Behalve de bekende monumenten, zoals de officiële lijst van monumenten in het centrum, moeten we alert zijn op voortdurend nieuwe monumenten. Gelukkig hebben veel gebouwen op het rangeer­terrein net op tijd een monumenten­status gekregen. Wat ons betreft wordt ook een monumenten­status verleend aan het groepje van vier Polynorm-woningen aan de Randenbroekerweg 66 tot 72, de laatst overgebleven woningen van dit model in heel Nederland. Het zijn bijzondere woningen omdat ze volledig in de fabriek zijn gemaakt en ter plaatse in elkaar zijn gesleuteld. De woningen zijn ontworpen door Alexandre Horowitz (de uitvinder van de Philishave) als voorloper van een complete wederopbouwwijk in de wijk Lievendaal in Eindhoven. Deze wijk is in 2006 gesloopt. Wat ons betreft houdt Amersfoort de erfenis van Horowitz in leven.

Een uitdaging voor de komende jaren, goed voor een maatschappelijk debat in Amersfoort, is de erkenning voor en het behoud van de monumentale waarde van een aantal herstructurerings­wijken in Amersfoort. De wijken moeten worden vernieuwd, daar staan we als GroenLinks achter, want de woonwaarde van vooral veel laagbouwflats voldoet niet meer aan de eisen van vandaag. Maar tegelijk willen we behoedzaam zijn met het geheugen van de stad. Veel flats hebben onmiskenbaar monumentale waarde. Datzelfde geldt voor de laagbouw­woningen op de punt van Koppel. Verlichte stedenbouwkundigen en cultuur­historici geven aan dat cultuur­historisch besef een meerwaarde kan geven aan de kwaliteit van stedelijke vernieuwing. Het zorgt voor richting, kan leiden tot verrassende oplossingen en komt de bouwkundige en sociaal-economische identiteit van de stad ten goede. Respect voor cultuur­historisch waardevolle elementen draagt bij aan een beter evenwicht tussen het geheugen en de toekomst van de stad.

In het verlengde (op een tijdas gezien) van monumentenzorg ligt architectuur bij nieuwbouw.

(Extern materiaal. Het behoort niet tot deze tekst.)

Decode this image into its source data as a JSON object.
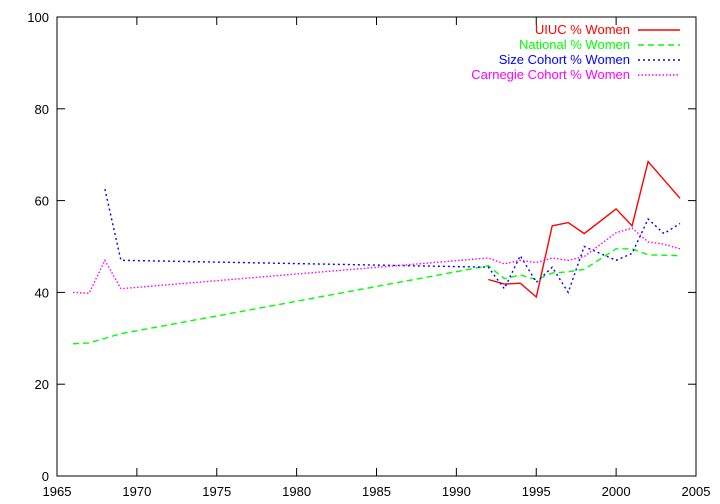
{
  "chart_data": {
    "type": "line",
    "title": "",
    "xlabel": "",
    "ylabel": "",
    "xlim": [
      1965,
      2005
    ],
    "ylim": [
      0,
      100
    ],
    "xticks": [
      1965,
      1970,
      1975,
      1980,
      1985,
      1990,
      1995,
      2000,
      2005
    ],
    "yticks": [
      0,
      20,
      40,
      60,
      80,
      100
    ],
    "grid": false,
    "legend_position": "top-right",
    "series": [
      {
        "name": "UIUC % Women",
        "color": "#ff0000",
        "dash": "solid",
        "points": [
          [
            1992,
            42.8
          ],
          [
            1993,
            41.8
          ],
          [
            1994,
            42.0
          ],
          [
            1995,
            39.0
          ],
          [
            1996,
            54.5
          ],
          [
            1997,
            55.2
          ],
          [
            1998,
            52.8
          ],
          [
            2000,
            58.2
          ],
          [
            2001,
            54.5
          ],
          [
            2002,
            68.5
          ],
          [
            2004,
            60.5
          ]
        ]
      },
      {
        "name": "National % Women",
        "color": "#00ff00",
        "dash": "dashed",
        "points": [
          [
            1966,
            28.8
          ],
          [
            1967,
            29.0
          ],
          [
            1969,
            31.0
          ],
          [
            1992,
            45.8
          ],
          [
            1993,
            43.0
          ],
          [
            1994,
            43.8
          ],
          [
            1995,
            42.8
          ],
          [
            1996,
            44.2
          ],
          [
            1997,
            44.5
          ],
          [
            1998,
            45.0
          ],
          [
            2000,
            49.5
          ],
          [
            2001,
            49.5
          ],
          [
            2002,
            48.2
          ],
          [
            2004,
            48.0
          ]
        ]
      },
      {
        "name": "Size Cohort % Women",
        "color": "#0000ff",
        "dash": "dotted",
        "points": [
          [
            1968,
            62.5
          ],
          [
            1969,
            47.0
          ],
          [
            1992,
            45.5
          ],
          [
            1993,
            40.8
          ],
          [
            1994,
            48.0
          ],
          [
            1995,
            42.2
          ],
          [
            1996,
            45.5
          ],
          [
            1997,
            40.0
          ],
          [
            1998,
            50.0
          ],
          [
            2000,
            47.0
          ],
          [
            2001,
            48.5
          ],
          [
            2002,
            56.0
          ],
          [
            2003,
            52.8
          ],
          [
            2004,
            55.0
          ]
        ]
      },
      {
        "name": "Carnegie Cohort % Women",
        "color": "#ff00ff",
        "dash": "dotted-fine",
        "points": [
          [
            1966,
            40.0
          ],
          [
            1967,
            39.8
          ],
          [
            1968,
            47.0
          ],
          [
            1969,
            40.8
          ],
          [
            1992,
            47.5
          ],
          [
            1993,
            46.2
          ],
          [
            1994,
            47.0
          ],
          [
            1995,
            46.5
          ],
          [
            1996,
            47.5
          ],
          [
            1997,
            47.0
          ],
          [
            1998,
            47.8
          ],
          [
            2000,
            53.0
          ],
          [
            2001,
            54.0
          ],
          [
            2002,
            51.0
          ],
          [
            2003,
            50.5
          ],
          [
            2004,
            49.5
          ]
        ]
      }
    ]
  }
}
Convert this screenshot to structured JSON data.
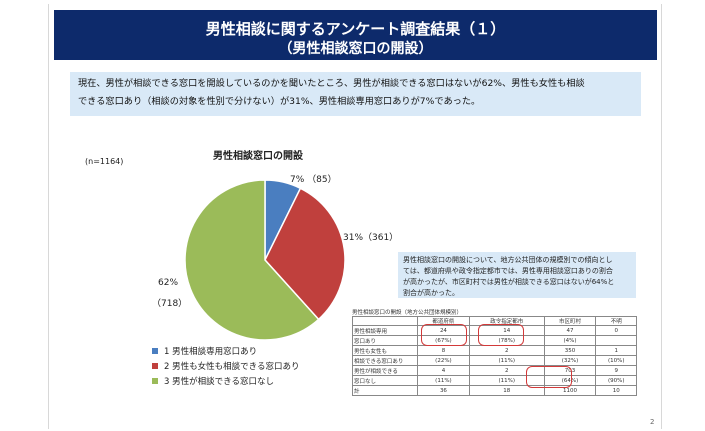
{
  "title": {
    "line1": "男性相談に関するアンケート調査結果（１）",
    "line2": "（男性相談窓口の開設）"
  },
  "summary": {
    "line1": "現在、男性が相談できる窓口を開設しているのかを聞いたところ、男性が相談できる窓口はないが62%、男性も女性も相談",
    "line2": "できる窓口あり（相談の対象を性別で分けない）が31%、男性相談専用窓口ありが7%であった。"
  },
  "chart_data": {
    "type": "pie",
    "title": "男性相談窓口の開設",
    "n_label": "(n=1164)",
    "slices": [
      {
        "label": "1 男性相談専用窓口あり",
        "value": 85,
        "percent": 7,
        "text": "7%  （85）",
        "color": "#4a7ec0"
      },
      {
        "label": "2 男性も女性も相談できる窓口あり",
        "value": 361,
        "percent": 31,
        "text": "31%（361）",
        "color": "#c0403d"
      },
      {
        "label": "3 男性が相談できる窓口なし",
        "value": 718,
        "percent": 62,
        "text_line1": "62%",
        "text_line2": "（718）",
        "color": "#9bbb59"
      }
    ],
    "legend_position": "bottom-left"
  },
  "note": {
    "line1": "男性相談窓口の開設について、地方公共団体の規模別での傾向とし",
    "line2": "ては、都道府県や政令指定都市では、男性専用相談窓口ありの割合",
    "line3": "が高かったが、市区町村では男性が相談できる窓口はないが64%と",
    "line4": "割合が高かった。"
  },
  "table": {
    "caption": "男性相談窓口の開設（地方公共団体規模別）",
    "headers": [
      "",
      "都道府県",
      "政令指定都市",
      "市区町村",
      "不明"
    ],
    "rows": [
      {
        "label1": "男性相談専用",
        "label2": "窓口あり",
        "cells": [
          [
            "24",
            "(67%)"
          ],
          [
            "14",
            "(78%)"
          ],
          [
            "47",
            "(4%)"
          ],
          [
            "0",
            ""
          ]
        ]
      },
      {
        "label1": "男性も女性も",
        "label2": "相談できる窓口あり",
        "cells": [
          [
            "8",
            "(22%)"
          ],
          [
            "2",
            "(11%)"
          ],
          [
            "350",
            "(32%)"
          ],
          [
            "1",
            "(10%)"
          ]
        ]
      },
      {
        "label1": "男性が相談できる",
        "label2": "窓口なし",
        "cells": [
          [
            "4",
            "(11%)"
          ],
          [
            "2",
            "(11%)"
          ],
          [
            "703",
            "(64%)"
          ],
          [
            "9",
            "(90%)"
          ]
        ]
      },
      {
        "label1": "計",
        "label2": "",
        "cells": [
          [
            "36",
            ""
          ],
          [
            "18",
            ""
          ],
          [
            "1100",
            ""
          ],
          [
            "10",
            ""
          ]
        ]
      }
    ]
  },
  "page_number": "2"
}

Met de ontwikkeling van nieuwe gebouwen scheppen we de monumenten van de toekomst. Aandacht voor goede architectuur is een culturele verantwoordelijkheid voor iedereen die bouwt. Het Architectuurcafé Amersfoort met de maandelijkse debatten moet blijven en het is wat ons betreft terecht dat de gemeente dit steunt.

Monumentenzorg is een vorm van beschaving. De winst is een persoonlijke verrijking en een verbinding van de bewoners met hun stad: dit is Amersfoort, mijn stad. Het tegenovergestelde van monumentenzorg is nestvervuiling. Van dat laatste willen wij verre blijven. Bij beschaving hoort educatie. GroenLinks hecht dan ook zeer aan de educatieve taken van de cultuur­historische instellingen en de bemiddeling van Scholen in de Kunst tussen instellingen en het onderwijs. Stichting de Waterlijn en de verschillende cultuur­historische verenigingen in Amersfoort doen fantastisch werk. Hulde daarvoor.